あめですね
ある週末。天気予報通り夜から降り出した雨は止む気配がない。
そんな日の朝は静かで、子どもたちもなかなか起きてこない。
まだまだ、朝のホットコーヒーが美味しい季節だ。
このままもう少し、たまった新聞でも読みましょう。
と思ったら寝室から呼ぶ声がした。
次男だ。
彼は朝が早い。隣で寝ている長男に遠慮してか、できるだけ小さい声で呼んでいる。
「ままー」
「はーい」
「まま、こっちで、もう一回いっしょに、ねて」
‥やっぱり。
今朝は一応わずかでも一人時間がとれたので、(カップに珈琲はまだ残っているけど)いいよーと返事をして布団を見に行く。

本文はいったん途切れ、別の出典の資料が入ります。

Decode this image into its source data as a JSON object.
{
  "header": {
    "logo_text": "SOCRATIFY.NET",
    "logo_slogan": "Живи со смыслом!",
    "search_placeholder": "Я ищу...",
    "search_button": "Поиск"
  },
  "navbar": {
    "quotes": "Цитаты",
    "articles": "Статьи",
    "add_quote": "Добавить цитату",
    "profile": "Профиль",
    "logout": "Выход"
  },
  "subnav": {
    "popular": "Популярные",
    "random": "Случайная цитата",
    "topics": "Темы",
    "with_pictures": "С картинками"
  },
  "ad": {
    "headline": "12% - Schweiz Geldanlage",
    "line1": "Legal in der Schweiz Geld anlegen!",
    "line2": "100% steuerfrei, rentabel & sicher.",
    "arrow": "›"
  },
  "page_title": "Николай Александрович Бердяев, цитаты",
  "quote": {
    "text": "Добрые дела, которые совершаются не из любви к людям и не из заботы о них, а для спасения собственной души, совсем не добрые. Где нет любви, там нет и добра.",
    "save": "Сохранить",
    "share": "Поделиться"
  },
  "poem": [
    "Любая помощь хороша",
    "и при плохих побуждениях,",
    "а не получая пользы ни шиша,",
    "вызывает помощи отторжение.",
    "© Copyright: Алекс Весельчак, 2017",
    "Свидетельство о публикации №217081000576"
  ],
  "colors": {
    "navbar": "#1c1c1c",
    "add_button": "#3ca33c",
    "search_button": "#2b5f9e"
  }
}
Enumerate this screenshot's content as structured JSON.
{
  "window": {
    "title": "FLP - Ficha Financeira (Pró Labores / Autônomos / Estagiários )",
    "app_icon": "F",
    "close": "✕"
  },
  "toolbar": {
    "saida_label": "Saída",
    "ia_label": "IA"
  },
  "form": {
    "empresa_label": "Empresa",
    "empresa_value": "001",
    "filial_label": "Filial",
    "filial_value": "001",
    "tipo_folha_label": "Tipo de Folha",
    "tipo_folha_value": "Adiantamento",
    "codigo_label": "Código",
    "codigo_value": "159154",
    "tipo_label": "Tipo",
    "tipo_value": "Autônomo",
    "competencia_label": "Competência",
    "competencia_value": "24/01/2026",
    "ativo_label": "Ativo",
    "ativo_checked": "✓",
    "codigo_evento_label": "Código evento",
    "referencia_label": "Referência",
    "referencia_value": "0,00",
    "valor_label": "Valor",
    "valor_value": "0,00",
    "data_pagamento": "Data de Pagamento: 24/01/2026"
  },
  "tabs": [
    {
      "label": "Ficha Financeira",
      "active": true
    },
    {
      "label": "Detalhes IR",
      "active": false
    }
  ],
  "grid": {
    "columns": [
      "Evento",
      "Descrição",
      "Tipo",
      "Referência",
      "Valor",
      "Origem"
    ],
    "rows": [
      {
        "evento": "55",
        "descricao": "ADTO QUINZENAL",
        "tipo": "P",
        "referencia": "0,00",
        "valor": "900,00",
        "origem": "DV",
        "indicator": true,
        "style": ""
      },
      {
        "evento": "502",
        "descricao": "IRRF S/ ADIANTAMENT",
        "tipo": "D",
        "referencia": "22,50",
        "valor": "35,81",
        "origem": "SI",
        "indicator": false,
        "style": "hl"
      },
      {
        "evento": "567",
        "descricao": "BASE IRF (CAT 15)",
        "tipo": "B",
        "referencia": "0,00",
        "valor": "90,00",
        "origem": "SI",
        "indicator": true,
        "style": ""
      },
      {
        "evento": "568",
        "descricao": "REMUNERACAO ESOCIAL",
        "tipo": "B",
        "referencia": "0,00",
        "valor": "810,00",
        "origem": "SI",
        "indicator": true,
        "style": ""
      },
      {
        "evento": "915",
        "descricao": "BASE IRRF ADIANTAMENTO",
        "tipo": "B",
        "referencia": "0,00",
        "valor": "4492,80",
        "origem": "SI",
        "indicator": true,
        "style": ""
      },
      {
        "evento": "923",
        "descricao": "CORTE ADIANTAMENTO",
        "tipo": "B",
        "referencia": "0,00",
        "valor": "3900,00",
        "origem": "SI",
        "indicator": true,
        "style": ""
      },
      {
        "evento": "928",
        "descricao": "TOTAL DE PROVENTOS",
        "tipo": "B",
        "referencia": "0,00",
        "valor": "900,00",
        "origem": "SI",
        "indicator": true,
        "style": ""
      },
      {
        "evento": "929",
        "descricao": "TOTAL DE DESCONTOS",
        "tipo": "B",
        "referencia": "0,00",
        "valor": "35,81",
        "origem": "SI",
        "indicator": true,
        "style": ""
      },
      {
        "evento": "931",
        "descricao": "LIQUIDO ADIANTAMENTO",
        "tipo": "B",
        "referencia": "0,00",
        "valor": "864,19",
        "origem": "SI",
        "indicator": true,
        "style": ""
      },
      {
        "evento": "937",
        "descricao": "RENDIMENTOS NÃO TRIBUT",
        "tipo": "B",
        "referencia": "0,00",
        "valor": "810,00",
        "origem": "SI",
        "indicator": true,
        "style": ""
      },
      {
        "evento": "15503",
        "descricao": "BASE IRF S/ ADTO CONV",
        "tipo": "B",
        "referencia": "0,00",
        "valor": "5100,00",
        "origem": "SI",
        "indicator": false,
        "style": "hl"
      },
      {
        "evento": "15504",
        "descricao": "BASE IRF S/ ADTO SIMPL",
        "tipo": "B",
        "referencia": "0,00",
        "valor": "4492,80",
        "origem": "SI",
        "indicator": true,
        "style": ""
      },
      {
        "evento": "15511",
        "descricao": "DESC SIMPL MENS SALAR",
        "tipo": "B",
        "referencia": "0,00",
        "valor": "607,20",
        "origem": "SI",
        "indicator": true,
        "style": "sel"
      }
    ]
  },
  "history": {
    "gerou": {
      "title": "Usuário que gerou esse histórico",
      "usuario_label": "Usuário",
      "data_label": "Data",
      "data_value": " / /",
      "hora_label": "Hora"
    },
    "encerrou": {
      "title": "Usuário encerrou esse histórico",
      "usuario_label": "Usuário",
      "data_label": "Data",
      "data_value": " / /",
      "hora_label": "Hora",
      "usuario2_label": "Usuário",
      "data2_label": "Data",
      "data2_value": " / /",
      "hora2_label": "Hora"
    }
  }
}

もう一回一緒に寝て、と言っているものの、もう寝る気がないことはその目で分かる。まだお布団でごろごろはしていたいけど、自分から起きたから機嫌はよくて、ただこの時間にママを独り占めしたいんだろうなぁと思う。
「ママ、オレ思いついたことがあるわ」
ん?何を思いついたん?
「雨の歌を思いついた‥」
へー、そうなん。聞きたい。
「あのな‥
『あめあめ だいすき。とんとんとん』って始まって‥」
ほぅ、
「『あめあめだいすき とんとんとん
あめあめきらい ぶーぶーぶー』
っていう歌を思いついたんやけど」
へー、そうなんや。
すごいねぇ。
と相槌を打ちながら、あることに気づいた。
このうた、聞いたことがある‥
次男は何も気がつかずに続ける。
「あのな、続きも考えた。
赤いかさ、んー、『赤いかさ、赤い長ぐつ。らんらんらん』。らんらんらん。すごい?」
うん、すごい。いい歌だね。
次男はまだ、あのなー、そこには、かばさんとかもいてなー、みんないっぱいいててなーと楽しそうに続けている。
思い出した。
それは、1年生の最初の頃に習う、国語の教科書に載っている詩。
あの時、まだ連絡帳も自分の字では全部はちゃんと書けなかった頃。
ツルツルの新しい教科書のページを開けて、ギューッと手で押して型をつけ、今日の本読みはここ!と言って一生懸命読んでいたなぁ。
一年経って、もうどこで読んだのか、いや読んだことさえ忘れて、それでもしっかり彼の頭の中に残っていたんだろう。
そして雨の降る朝に、その言葉のリズムとイメージとが思い返されて、まるで自分が作り出したように、嬉しくなったんだろうな。
子どもの時のことを、何にも覚えていないからと言って、だから無駄だとかどうでもいいとは思わない。
だからと言って、特別習い事にお金をかけたり、あちこちお出かけしてあげなくちゃということでもなく、
絵本も、お歌も、遊びも、そんな一つ一つのちっちゃいこと全部が、彼らの頭の栄養になっているのだと思う。
私は、本は邪魔になるから、オモチャはすぐに遊ばなくなるから、だから全部タブレットでいいのだとも思っていない。
もちろん、読み上げ機能や、拡大機能はアナログの本では敵わないから、そんな利点はどんどん活用したら良いと思うが、
手触り、重さ、ページの厚み。めくった時の匂い。そんなのも全部含めて本が好きだなぁと思うし、
子どもたちの頭に無意識のうちに残るものも、そういうところからじゃないのかなぁと思っている。
雨の降る音って、なんかきれいやでなぁ‥といつになくロマンチックに語る次男は、夢を見ているみたいにフワフワと嬉しそうだった。
ヘッダーのイラストは、国語の教科書に載っている、とよたかずひこさんのものです。